Reviewed Date: 04/16/2020
Generally, while public utilities have the right to use municipal streets, that right is always subordinate to the principal purpose of the streets, which is obviously travel. For that reason, where street improvements necessitate it, utilities can be made to remove their facilities from the public streets. Tennessee follows the common law rule that in the absence of a statute providing otherwise, public utilities must remove their facilities at their own expense [Pack v. Southern Bell Tel. & Tel. Co., 387 S.W.2d 789 (1965); State v. Southern Bell Tel. & Tel. Co., 319 S.W.2d 90 (1958) (cert. denied by U.S. Supreme Court, Memphis Transit Co v. Tennessee ex rel Leech, 359 U.S. 1011 (1959)); Bristol Tenn. Housing Authority v. Bristol Gas Corp., 407 S.W.2d 681 (1966); Metropolitan Development and Housing Agency v. South Central Bell Telephone Co., 562 S.W.2d 438 (Tenn. App. 1978)].
T.C.A. §§ 54-5-804 et seq. provides for the state's payment of the costs of utility relocation with respect to "public highways." The definition of "public highway" within the meaning of that statute is a state highway forming part of the state highway or interstate system, and includes municipal streets that are part of those systems. T.C.A. § 54-5-802(5). Eligibility for utility relocation reimbursement under T.C.A. § 54-5-804 hinges on the utility's compliance with certain provisions of that statute and of T.C.A. § 54-5-854, the latter of which generally relates to the timely removal of the utility's infrastructure. In addition, reimbursement is conditioned upon the costs of that statute being funded and appropriated by the General Assembly.

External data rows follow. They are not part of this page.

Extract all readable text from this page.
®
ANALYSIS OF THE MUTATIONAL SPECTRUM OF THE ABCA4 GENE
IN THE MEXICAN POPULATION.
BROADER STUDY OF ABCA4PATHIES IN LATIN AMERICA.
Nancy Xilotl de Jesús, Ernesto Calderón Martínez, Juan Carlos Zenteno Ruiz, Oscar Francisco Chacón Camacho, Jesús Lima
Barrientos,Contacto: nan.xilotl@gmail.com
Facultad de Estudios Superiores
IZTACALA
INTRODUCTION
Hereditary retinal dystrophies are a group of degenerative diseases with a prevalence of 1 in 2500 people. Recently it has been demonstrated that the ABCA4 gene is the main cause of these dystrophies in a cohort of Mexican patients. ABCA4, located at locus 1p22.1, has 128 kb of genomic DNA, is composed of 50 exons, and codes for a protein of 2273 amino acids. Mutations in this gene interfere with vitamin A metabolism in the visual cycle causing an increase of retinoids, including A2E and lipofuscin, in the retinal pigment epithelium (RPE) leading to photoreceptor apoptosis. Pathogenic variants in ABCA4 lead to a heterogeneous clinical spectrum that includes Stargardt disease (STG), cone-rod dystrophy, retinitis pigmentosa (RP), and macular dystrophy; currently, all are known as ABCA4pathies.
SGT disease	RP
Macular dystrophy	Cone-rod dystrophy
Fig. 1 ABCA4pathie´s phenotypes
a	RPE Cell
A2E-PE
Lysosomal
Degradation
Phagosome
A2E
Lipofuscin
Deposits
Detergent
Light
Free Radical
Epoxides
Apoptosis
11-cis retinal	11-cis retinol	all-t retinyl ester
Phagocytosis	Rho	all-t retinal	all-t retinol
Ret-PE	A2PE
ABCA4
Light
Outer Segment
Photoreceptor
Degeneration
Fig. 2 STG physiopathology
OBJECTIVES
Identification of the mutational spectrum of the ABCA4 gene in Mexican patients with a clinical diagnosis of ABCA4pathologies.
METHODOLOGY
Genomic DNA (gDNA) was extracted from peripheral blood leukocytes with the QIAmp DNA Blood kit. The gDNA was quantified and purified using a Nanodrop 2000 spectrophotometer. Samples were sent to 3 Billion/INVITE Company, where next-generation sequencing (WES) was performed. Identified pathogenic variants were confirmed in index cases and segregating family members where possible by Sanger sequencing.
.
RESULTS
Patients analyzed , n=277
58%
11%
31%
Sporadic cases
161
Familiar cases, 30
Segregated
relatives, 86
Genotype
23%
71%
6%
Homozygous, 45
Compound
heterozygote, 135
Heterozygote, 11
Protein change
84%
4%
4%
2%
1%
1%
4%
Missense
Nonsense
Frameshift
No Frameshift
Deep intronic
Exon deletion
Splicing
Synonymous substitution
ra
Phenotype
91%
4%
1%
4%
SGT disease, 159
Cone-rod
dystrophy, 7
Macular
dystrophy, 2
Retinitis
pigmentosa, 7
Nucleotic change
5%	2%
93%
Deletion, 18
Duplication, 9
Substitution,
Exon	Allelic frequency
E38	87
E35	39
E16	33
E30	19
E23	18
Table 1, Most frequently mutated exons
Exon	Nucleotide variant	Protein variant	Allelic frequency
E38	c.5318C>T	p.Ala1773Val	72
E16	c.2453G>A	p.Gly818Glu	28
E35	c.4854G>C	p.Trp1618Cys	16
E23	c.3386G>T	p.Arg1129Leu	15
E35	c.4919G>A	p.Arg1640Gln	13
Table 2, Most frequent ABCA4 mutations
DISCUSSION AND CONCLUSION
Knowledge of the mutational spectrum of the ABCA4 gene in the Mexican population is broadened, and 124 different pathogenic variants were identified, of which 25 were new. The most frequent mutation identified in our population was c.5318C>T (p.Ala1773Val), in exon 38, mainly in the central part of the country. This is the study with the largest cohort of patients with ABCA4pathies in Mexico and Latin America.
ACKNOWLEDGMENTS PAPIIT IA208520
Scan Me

T.C.A. § 54-22-101, also creates a presumptive right-of-way width under certain conditions "[w]herever the state proposes to improve a section of an existing two (2) lane undivided public road [Emphasis mine]. In addition, that statute provides that the state is responsible for the relocation of both above ground and underground utilities located entirely within that presumptive right of way. However, T.C.A. § 1-3-105 defines the terms used in the T.C.A. The word "Road" "includes public bridges and may be held equivalent to the words ‘county way,’ ‘county road,’ or ‘state road’ [Subsection (27)]. For that reason, that statute probably does not apply to municipal streets. Nothing in the context of T.C.A. § 54-22-101 indicates that "public road" includes a municipal street. Indeed, an unsuccessful attempt was made several years ago to amend that statute to add municipal streets to its coverage.